London 2012 Olympics Opening Ceremony to feature pastoral Great Britian

The London 2012 opening ceremony will start with an anarchic pastoral vision of Britain’s green and pleasant land, featuring real animals, fake rain, a mosh-pit in tribute to the Glastonbury Festival and a ‘posh-pit’ summoning the spirit of the Last Night of the Proms. – Telegraph UK

Details from director Danny Boyle regarding the opening ceremony are now being released. The Telegraph article reveals how the stadium will be presented with real grass, as if it were in a meadow.

The main stadium will be transformed into a meadow, with landscaped real grass laid over the infield and a game of cricket unfolding in one corner. The theatrical maxim of not working with children or animals will be thoroughly ignored, as 12 horses, three cows, two goats, 10 chickens, 10 ducks, nine geese, 70 sheep and three sheep dogs feature in the opening scene.

First look at what the London 2012 Olympics opening ceremony will look like Photo: AP

A few of the other details:

  • A replica of Glastonbury Tor, with an oak tree on top instead of the chapel which rests on the real one
  • A mosh pit with Glastonbury flags
  • Giant Bell with the posh pit

Boyle unveiled the model, which also includes “real clouds that Boyle says can produce real rain — in case the British weather fails to comply.”

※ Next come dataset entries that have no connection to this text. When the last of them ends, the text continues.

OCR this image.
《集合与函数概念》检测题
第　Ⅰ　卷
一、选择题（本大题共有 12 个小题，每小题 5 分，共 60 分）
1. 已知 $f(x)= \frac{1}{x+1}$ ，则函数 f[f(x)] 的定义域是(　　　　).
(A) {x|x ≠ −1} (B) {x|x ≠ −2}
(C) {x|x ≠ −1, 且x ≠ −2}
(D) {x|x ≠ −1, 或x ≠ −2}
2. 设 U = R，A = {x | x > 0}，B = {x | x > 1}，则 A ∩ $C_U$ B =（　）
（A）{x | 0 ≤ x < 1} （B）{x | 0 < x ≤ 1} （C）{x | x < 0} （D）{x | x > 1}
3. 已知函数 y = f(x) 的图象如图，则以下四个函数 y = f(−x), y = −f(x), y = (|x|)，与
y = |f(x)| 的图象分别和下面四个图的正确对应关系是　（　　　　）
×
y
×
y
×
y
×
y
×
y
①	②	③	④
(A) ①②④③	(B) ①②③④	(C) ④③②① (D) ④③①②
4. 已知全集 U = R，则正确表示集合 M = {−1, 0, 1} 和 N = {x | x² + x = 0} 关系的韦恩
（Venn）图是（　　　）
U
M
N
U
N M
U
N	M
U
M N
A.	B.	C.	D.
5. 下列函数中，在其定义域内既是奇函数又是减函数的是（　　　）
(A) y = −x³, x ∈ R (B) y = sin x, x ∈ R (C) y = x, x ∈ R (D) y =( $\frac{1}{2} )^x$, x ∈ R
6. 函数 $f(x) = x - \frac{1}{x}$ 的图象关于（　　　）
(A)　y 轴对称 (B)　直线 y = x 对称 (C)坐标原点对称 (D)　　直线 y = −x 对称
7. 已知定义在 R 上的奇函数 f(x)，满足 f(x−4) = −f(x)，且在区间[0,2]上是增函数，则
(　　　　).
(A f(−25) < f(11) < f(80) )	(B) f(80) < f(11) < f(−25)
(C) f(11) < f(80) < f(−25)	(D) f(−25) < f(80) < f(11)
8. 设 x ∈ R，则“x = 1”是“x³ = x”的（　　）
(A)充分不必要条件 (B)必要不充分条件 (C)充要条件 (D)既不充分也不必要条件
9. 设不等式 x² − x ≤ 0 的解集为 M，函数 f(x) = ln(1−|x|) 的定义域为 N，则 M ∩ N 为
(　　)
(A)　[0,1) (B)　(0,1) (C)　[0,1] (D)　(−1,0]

The meadow is surrounded by a circular parade ground for the 10,500 athletes taking part in the games. Boyle has nicknamed it the M25, after the often-clogged commuter highway that rings London.

Boyle, the filmmaker behind “Trainspotting” and the Academy Award-winning “Slumdog Millionaire,” said the set for the opening ceremony will evoke the “green and pleasant land” of William Blake’s poem “Jerusalem,” an emblem of Englishness.

Boyle unveiled the model to reporters at 3 Mills Studios, near the Olympic Park, where craftspeople are working to create almost 3,000 props and 23,000 costumes for the Olympic and Paralympic opening and closing ceremonies.

Boyle said even though most Britons now live in cities, “it’s in our brains as part of ourselves, this ideal. It’s like a childhood ideal, in a way.”

The opening ceremony will begin with the tolling of a 27-ton bell forged at London’s 442-year-old Whitechapel Bell Foundry, which made London’s Big Ben and Philadelphia’s Liberty Bell.

The bell is inscribed with a line from William Shakespeare’s play “The Tempest” — one of Boyle’s main inspirations for the ceremony — in which Caliban says: “Be not afeard; the isle is full of noises.”

“It’s a wonderful thing that we’ll be able to open our games with a symbol of peace, the ringing of a bell,” Boyle said. “You will feel different when you’re in there and you hear it ringing.”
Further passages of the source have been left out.